Find increase in pulse duration for pulse through fused silica

[unseenmisfit]

Homework Statement

Find increase in pulse duration for 10 fs laser pulse going through 20 mm of fused silica
($\phi$$^{(2)}$)=361.626 fs$^{2}$ for 10 mm of fused silica)

Homework Equations

The Attempt at a Solution

I have no idea where to begin with this. Can anyone give me some equations or send me to a page that will help me out?

 

[rude man]

I had to do some research in for this so don't expect full understanding on my part:

The basis for the pulse stretching is the finite value of d²n/dλ² in the material. The method is to Fourier-transform the Gaussian electric field pulse and determine its phase spectrum. This gives the usual input-output relationship in terms of a magnitude (attenuation) and phase, both as functions of frequency ω. The transform is in terms of ω-ω_c:

E_out = E_in exp[-jø(ω-ω_c)]. ω_c is the carrier frequency and ω is the Fourier frequency variable.

For a given medium length there is a relation between the incoming pulse width and the outgoing pulse width which includes the coefficient ø₂ of the third term in a Taylor series expansion of the spectral phase around the carrier frequency ø(ω-ω_c). Thus the units of ø₂ are T² since ø₂ is the coefficient of the third-order variable (ω_c - ω)².

You obviously need this Δt_in → Δt_out formula and I can't give you that without violating forum rules. But you should be able to find it in your textbook or in the Internet as I did.

You're given ø₂ for 10 mm of fused silica and the incoming pulse width of 10 fs, so you can now find the output pulse width after passing thru 20 mm of fused silica.

Hint: ø₂ = k(ω)L, k(ω) = propagation constant and L = length of the material. Should make it easy to modify the output pulse width from the L=10 mm case to the L=20 mm one.

 

[unseenmisfit]

Okay now I see it in my notes, thank you. Just need someone to explain it.
So $\frac{∂}{∂ω}\frac{1}{v_{g}}$ at $ω_{0}$ is k(ω) and is a constant so $k(ω)*L*\pi/t_{in}=t_{out}$
$\frac{361.626 fs^{2}}{10 mm}*\frac{20 mm* \pi }{10 fs}=227.216 fs$ with the final answer being $227.216fs-10fs=217.216 fs$
Is that correct?

 

[rude man]

My hint was off. Sorry. Should have said ø₂ = k₂(ω)L, not k(ω)L.
But the rest of my post I think was right. Your computation of Δt_out might have been based on that error. Sorry again!

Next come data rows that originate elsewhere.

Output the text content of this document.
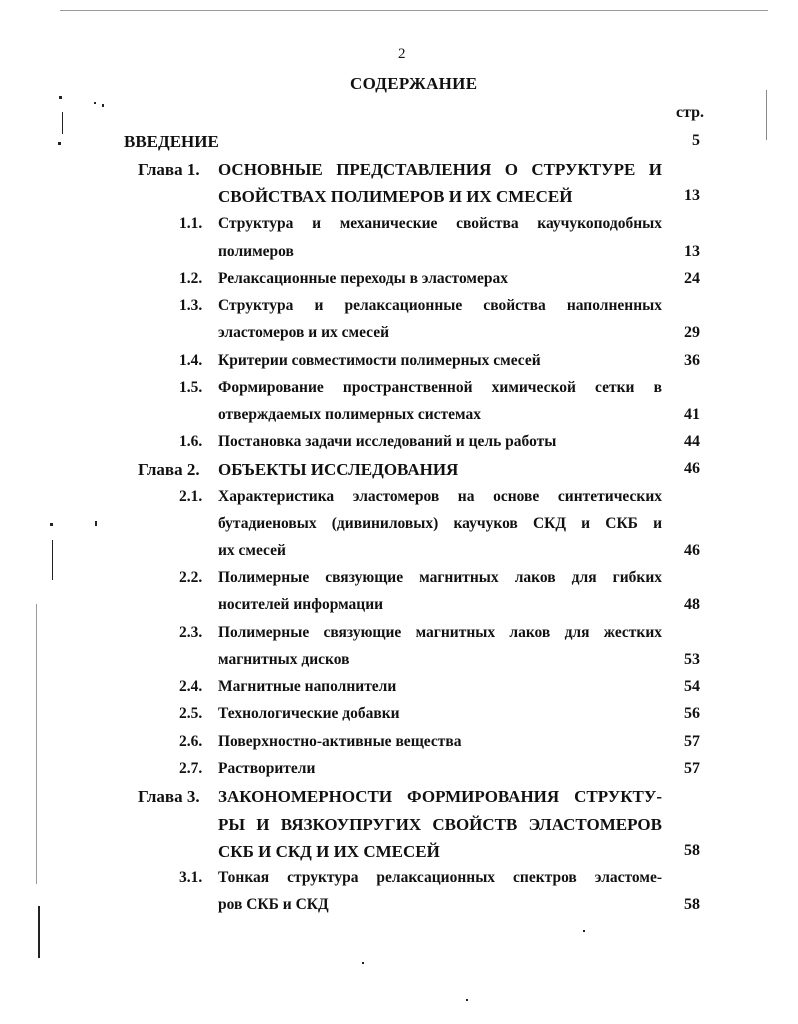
2
СОДЕРЖАНИЕ
стр.
ВВЕДЕНИЕ	5
Глава 1. ОСНОВНЫЕ ПРЕДСТАВЛЕНИЯ О СТРУКТУРЕ И
СВОЙСТВАХ ПОЛИМЕРОВ И ИХ СМЕСЕЙ	13
1.1. Структура и механические свойства каучукоподобных
полимеров	13
1.2. Релаксационные переходы в эластомерах	24
1.3. Структура и релаксационные свойства наполненных
эластомеров и их смесей	29
1.4. Критерии совместимости полимерных смесей	36
1.5. Формирование пространственной химической сетки в
отверждаемых полимерных системах	41
1.6. Постановка задачи исследований и цель работы	44
Глава 2. ОБЪЕКТЫ ИССЛЕДОВАНИЯ	46
2.1. Характеристика эластомеров на основе синтетических
бутадиеновых (дивиниловых) каучуков СКД и СКБ и
их смесей	46
2.2. Полимерные связующие магнитных лаков для гибких
носителей информации	48
2.3. Полимерные связующие магнитных лаков для жестких
магнитных дисков	53
2.4. Магнитные наполнители	54
2.5. Технологические добавки	56
2.6. Поверхностно-активные вещества	57
2.7. Растворители	57
Глава 3. ЗАКОНОМЕРНОСТИ ФОРМИРОВАНИЯ СТРУКТУ-
РЫ И ВЯЗКОУПРУГИХ СВОЙСТВ ЭЛАСТОМЕРОВ
СКБ И СКД И ИХ СМЕСЕЙ	58
3.1. Тонкая структура релаксационных спектров эластоме-
ров СКБ и СКД	58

Anyway, the hint that was meant was simply that ø₂(20mm) = 2ø₂(10mm).

My answer for L=20mm was 200.777 fs if I did the math right. It also reduces to Δt_out = Δt_in if ø₂ = 0 fs² which is nice!

The theory involves ø₂ which you seemingly neglected. Your formula needs to account for the rate of dispersion with respect to λ (= d²n/dλ²) which is the basis for the pulse stretching phenomenon. That's where ø₂ comes in.

BTW since the problem asks for the increase in pulse duration I guess you should subtract 10 fs from my answer. Could you post the answer when you get it from the prof? Thanks.

 

[unseenmisfit]

This is what he sent out as the solution... but he wrote 362 instead of 361 so I don't know if he messed up his calculations

$\Delta T_{GDD} \approx \phi^{(2)} \Delta\omega = 362.626 fs^2 \times \frac {\pi}{10 fs} = 227.45 fs$
$Increase = 217.45 fs$

 

[rude man]

This is what he sent out as the solution... but he wrote 362 instead of 361 so I don't know if he messed up his calculations

$\Delta T_{GDD} \approx \phi^{(2)} \Delta\omega = 362.626 fs^2 \times \frac {\pi}{10 fs} = 227.45 fs$
$Increase = 217.45 fs$

Thanks. Does not quite jive with my formula. But when it comes to Gaussian pulses the definition of "pulse width" can vary among folks. In theory the output pulse never vanishes completely. Even if the input pulse has infinitely fast edges, the output gets blurred all the way to infinity. So depending on the cutoff criterion I guess you can get different answers. At least we were off by only about 10%.

My formula was more involved:
Δt_out = √{Δt_in⁴ + 16(ln2)²ø₂²}/Δt_in with ø₂(20mm) = 2ø₂(10mm). That's the total output pulse width so subtract the 10 fs input duration to get elongation.